One of my guide books describes this mosque with it's Ottoman style and soaring interior space as a grand gesture meant to echo the great Imperial mosques of the Ottoman Empire. Smaller and not as elegant as the Blue Mosque in Istanbul, the Alabaster Mosque is nonetheless splendid. Built between 1830 and 1848 by Mohammed Ali Pasha, generally considered to the be the founder of modern Egypt, the mosque has become an international symbol of Cairo.
Entry to the mosque is part of the admission price of a ticket to see The Citadel - 50 Egyptian pounds. It is reached via a series of stairs that wind up to the main court in front of the mosque. Entry is at the back where everybody removes their shoes and women cover their heads. At this mosque, you carry your shoes because you exit at the other side from where you enter. Remember that you always carry your shoes with the soles held together. It is considered offensive to reveal the soles of your shoes.

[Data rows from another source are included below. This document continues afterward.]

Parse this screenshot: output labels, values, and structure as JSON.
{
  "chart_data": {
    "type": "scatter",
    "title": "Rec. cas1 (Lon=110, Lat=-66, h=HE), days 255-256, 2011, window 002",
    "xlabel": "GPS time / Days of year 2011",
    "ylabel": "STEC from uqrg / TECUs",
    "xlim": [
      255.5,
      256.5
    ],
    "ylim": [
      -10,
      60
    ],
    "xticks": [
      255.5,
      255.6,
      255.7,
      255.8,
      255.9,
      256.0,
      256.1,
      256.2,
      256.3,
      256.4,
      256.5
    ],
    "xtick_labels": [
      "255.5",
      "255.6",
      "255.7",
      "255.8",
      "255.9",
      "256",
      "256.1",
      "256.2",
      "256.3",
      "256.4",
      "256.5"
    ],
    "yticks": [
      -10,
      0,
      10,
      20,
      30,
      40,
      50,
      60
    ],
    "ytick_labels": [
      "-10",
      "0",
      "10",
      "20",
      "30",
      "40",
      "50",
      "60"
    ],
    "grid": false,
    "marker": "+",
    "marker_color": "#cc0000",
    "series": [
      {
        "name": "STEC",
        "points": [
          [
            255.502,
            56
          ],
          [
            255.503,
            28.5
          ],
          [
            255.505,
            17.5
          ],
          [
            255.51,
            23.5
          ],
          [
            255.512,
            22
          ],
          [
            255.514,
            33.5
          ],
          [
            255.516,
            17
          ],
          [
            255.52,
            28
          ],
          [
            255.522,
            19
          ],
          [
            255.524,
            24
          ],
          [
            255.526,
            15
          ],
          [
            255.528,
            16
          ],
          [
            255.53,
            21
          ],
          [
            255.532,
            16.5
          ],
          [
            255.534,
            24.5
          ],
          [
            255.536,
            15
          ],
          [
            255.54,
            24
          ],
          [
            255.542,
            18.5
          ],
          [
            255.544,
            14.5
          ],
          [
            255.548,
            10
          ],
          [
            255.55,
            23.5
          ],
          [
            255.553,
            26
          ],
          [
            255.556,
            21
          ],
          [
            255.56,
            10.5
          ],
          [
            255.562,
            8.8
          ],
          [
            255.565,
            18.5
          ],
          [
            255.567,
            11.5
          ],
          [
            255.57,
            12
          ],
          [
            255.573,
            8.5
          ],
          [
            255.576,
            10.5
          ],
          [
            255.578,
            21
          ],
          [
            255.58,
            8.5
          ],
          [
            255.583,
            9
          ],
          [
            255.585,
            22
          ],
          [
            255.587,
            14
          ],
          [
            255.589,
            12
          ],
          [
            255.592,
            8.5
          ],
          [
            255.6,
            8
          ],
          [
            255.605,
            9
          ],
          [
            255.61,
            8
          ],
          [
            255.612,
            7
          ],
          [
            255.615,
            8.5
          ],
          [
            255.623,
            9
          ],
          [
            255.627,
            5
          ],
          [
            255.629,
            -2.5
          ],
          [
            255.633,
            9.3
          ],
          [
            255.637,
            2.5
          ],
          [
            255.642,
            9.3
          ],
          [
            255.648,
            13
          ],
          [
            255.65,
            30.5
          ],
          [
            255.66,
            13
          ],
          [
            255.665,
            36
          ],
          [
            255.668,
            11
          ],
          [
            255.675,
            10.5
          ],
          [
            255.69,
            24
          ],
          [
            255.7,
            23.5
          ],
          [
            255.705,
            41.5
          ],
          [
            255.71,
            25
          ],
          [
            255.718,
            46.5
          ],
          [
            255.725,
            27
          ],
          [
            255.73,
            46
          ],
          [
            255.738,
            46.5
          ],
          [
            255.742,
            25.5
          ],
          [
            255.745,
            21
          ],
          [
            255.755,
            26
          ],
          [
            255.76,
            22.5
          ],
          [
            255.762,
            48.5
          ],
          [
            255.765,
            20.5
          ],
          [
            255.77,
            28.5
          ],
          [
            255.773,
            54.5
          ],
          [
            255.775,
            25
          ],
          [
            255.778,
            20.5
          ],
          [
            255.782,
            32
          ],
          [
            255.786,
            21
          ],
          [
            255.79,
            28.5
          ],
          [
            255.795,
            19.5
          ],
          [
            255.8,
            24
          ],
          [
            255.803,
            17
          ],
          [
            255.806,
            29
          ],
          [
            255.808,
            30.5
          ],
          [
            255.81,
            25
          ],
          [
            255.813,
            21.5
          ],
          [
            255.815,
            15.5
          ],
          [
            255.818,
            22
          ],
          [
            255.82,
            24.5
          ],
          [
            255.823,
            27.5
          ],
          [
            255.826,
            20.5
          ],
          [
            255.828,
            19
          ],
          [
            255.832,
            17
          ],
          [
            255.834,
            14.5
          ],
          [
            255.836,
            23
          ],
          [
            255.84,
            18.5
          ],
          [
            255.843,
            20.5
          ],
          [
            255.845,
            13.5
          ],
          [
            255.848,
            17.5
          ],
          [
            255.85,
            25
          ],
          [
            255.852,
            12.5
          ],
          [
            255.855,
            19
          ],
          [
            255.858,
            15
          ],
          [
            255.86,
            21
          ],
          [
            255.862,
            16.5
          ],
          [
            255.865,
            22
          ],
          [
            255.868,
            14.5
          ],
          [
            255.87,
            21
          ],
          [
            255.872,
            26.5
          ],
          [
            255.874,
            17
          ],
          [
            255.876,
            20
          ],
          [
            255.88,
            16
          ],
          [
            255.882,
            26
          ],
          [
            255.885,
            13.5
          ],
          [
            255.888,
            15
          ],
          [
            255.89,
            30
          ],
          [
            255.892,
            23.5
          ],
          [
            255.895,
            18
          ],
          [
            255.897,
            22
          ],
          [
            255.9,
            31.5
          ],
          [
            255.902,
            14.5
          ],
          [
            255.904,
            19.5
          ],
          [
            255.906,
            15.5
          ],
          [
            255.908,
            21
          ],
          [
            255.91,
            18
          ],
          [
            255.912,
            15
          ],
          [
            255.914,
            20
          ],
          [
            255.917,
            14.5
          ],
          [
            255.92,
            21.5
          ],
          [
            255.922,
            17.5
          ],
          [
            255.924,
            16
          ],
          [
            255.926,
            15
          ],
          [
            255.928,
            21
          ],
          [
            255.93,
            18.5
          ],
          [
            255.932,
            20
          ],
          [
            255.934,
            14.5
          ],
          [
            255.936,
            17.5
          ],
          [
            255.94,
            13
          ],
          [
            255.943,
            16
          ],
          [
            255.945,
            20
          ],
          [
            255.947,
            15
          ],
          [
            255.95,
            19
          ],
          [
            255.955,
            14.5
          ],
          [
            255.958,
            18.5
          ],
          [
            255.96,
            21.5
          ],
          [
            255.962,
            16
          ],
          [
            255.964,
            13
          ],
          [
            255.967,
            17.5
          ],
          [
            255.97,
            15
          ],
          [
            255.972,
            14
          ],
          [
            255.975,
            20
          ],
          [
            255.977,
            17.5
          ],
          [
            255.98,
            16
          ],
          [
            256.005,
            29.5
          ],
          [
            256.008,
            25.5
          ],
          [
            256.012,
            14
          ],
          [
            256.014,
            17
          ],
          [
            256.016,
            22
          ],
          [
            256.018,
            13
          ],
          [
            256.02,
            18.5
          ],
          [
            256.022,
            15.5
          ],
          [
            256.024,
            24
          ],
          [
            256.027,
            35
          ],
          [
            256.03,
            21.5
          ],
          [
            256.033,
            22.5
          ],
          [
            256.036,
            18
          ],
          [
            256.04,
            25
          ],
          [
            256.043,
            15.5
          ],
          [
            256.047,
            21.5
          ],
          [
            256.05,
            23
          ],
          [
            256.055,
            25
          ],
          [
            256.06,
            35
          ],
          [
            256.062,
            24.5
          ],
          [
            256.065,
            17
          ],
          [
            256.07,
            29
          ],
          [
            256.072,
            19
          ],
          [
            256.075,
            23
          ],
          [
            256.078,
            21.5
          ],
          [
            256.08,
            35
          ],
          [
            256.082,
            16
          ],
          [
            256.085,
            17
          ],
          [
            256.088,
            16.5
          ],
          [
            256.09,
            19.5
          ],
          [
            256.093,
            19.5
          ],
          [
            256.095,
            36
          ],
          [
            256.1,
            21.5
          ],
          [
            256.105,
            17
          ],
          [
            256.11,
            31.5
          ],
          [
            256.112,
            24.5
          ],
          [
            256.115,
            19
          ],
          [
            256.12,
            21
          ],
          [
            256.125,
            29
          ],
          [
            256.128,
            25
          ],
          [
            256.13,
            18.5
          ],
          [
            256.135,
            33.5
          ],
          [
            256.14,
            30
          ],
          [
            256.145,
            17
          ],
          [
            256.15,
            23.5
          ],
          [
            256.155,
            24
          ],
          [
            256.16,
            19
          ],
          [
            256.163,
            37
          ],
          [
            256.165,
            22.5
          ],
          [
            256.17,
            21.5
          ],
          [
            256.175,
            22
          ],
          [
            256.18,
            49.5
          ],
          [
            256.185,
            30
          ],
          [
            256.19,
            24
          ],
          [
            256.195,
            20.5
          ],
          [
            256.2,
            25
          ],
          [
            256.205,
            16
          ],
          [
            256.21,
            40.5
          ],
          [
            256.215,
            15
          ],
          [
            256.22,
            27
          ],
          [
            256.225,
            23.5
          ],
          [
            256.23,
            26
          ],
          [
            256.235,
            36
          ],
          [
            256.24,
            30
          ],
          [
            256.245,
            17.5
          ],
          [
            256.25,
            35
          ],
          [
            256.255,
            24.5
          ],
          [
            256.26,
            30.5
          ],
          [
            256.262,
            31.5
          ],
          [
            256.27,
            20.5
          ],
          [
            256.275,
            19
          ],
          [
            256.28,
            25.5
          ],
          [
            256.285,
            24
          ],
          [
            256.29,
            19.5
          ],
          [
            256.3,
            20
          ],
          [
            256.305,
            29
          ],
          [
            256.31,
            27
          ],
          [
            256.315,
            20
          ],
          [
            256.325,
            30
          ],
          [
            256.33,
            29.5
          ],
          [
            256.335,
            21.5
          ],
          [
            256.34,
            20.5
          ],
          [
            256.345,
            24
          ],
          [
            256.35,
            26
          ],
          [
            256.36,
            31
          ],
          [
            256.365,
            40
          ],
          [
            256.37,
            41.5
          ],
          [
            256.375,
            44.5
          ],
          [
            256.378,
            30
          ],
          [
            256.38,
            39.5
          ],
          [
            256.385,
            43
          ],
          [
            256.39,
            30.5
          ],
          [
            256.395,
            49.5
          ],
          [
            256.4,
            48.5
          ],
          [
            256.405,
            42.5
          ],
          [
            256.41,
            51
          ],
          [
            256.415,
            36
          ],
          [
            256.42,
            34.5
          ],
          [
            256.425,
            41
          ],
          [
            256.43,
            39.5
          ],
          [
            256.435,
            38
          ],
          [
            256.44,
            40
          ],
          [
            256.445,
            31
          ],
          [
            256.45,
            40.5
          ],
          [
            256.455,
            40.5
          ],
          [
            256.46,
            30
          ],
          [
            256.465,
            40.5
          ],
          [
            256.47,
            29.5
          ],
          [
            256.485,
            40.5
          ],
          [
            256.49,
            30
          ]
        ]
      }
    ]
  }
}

The court is quite beautiful and open and is dominated by an ornate clock which was given to Egypt in exchange for an obelisk that still stands in the Place de la Concorde. The timepiece has never worked. The interior of the mosque is richly decorated with wonderful red carpet and many crystal chandliers. On the day of my visit it wasn't crowded. Once here, make certain that you visit the two mosques below the Citadel - Mosque of Sultan Hassan and Mosque of al-Rafai. Both are older and even more interesting. Take a cab as the walk is hot and dusty.
Make sure to visit the palace across the court, the Mosque of Suleiman Pasha, and the Carriage Museum while you are in the Citadel.